Poza tym, nawet jeśli czytasz ten artykuł i zdajesz sobie sprawę z wpływu swojej mowy ciała, pamiętaj, że ostatecznie mniejszość ludzi świadomie zwraca na to uwagę.

Gesty ilustracyjne

Och, jest coś, co Paul radzi sobie teraz bardzo dobrze, o czym muszę wam opowiedzieć. Paweł mówi rękami.

To używa obrazowe gesty, które nadadzą treści jego słowom . Jego celem, pamiętajmy, jest przekonywanie. Cóż, w tym przypadku, używając rąk do zilustrowania swoich argumentów, stawia wszystkie szanse na przekonanie.

Pokazuje, że jest osobą dynamiczną. Jeśli przywykłeś do trzymania rąk pod stołem, wyjmij je. Podobnie jak polityk, możesz używać swoich gestów, takich jak Paweł, aby towarzyszyć swojej przemowie, aby Twoje słowa były bardziej przekonujące lub wyraźne.

Teraz pozwolimy Paulowi spokojnie kontynuować wywiad, a z naszej strony przeanalizujemy, co się wydarzyło w jego mowie ciała i postawie.
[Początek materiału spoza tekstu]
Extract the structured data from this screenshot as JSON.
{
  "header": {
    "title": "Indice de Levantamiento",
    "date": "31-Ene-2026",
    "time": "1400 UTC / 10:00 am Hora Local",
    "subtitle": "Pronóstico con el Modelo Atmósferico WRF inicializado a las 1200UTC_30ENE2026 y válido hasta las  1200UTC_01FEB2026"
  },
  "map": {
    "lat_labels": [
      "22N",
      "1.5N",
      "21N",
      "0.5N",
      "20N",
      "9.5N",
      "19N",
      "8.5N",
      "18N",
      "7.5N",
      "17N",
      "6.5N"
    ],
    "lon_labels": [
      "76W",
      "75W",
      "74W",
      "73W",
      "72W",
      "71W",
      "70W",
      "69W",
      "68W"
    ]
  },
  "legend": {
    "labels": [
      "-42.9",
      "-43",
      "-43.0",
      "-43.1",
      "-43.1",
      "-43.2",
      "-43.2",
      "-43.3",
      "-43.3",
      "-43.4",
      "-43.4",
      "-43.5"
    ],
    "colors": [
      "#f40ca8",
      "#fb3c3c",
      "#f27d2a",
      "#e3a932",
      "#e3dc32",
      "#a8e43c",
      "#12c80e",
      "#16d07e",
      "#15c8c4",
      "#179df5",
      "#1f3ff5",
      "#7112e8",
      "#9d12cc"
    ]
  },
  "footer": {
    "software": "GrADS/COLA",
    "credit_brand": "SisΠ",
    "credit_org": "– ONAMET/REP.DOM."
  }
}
Jeśli podsumujemy niewerbalną komunikację Pawła w 5 punktach, oto główny wniosek:

  • Paul nie zmienił niczego w swojej komunikacji niewerbalnej, uczynił to rutyną na długo przed wywiadem
  • Jej postawa, uśmiech i otwartość promieniują sympatią i pewnością siebie. Ta postawa cielesna jest wystarczająca i nie skupiał się na konkretnych szczegółach w swojej mowie ciała
  • Paweł mógł uniknąć używania pasożytniczych gestów związanych ze stresem
  • Dobrym punktem było użycie ilustracyjnych gestów w celu podkreślenia jego przemówienia
  • Niewerbalne jest nie tylko jego, ale także jego N + 1

o autorze

nie

Romain COLLIGNON

Od 2011 Romain pomaga rozszyfrowywać komunikację niewerbalną i rozwijać wpływową mowę ciała. Jego cel: wzmocnienie relacji zawodowych i osobistych poprzez mowę ciała. Jego ulubiony gest: uśmiech!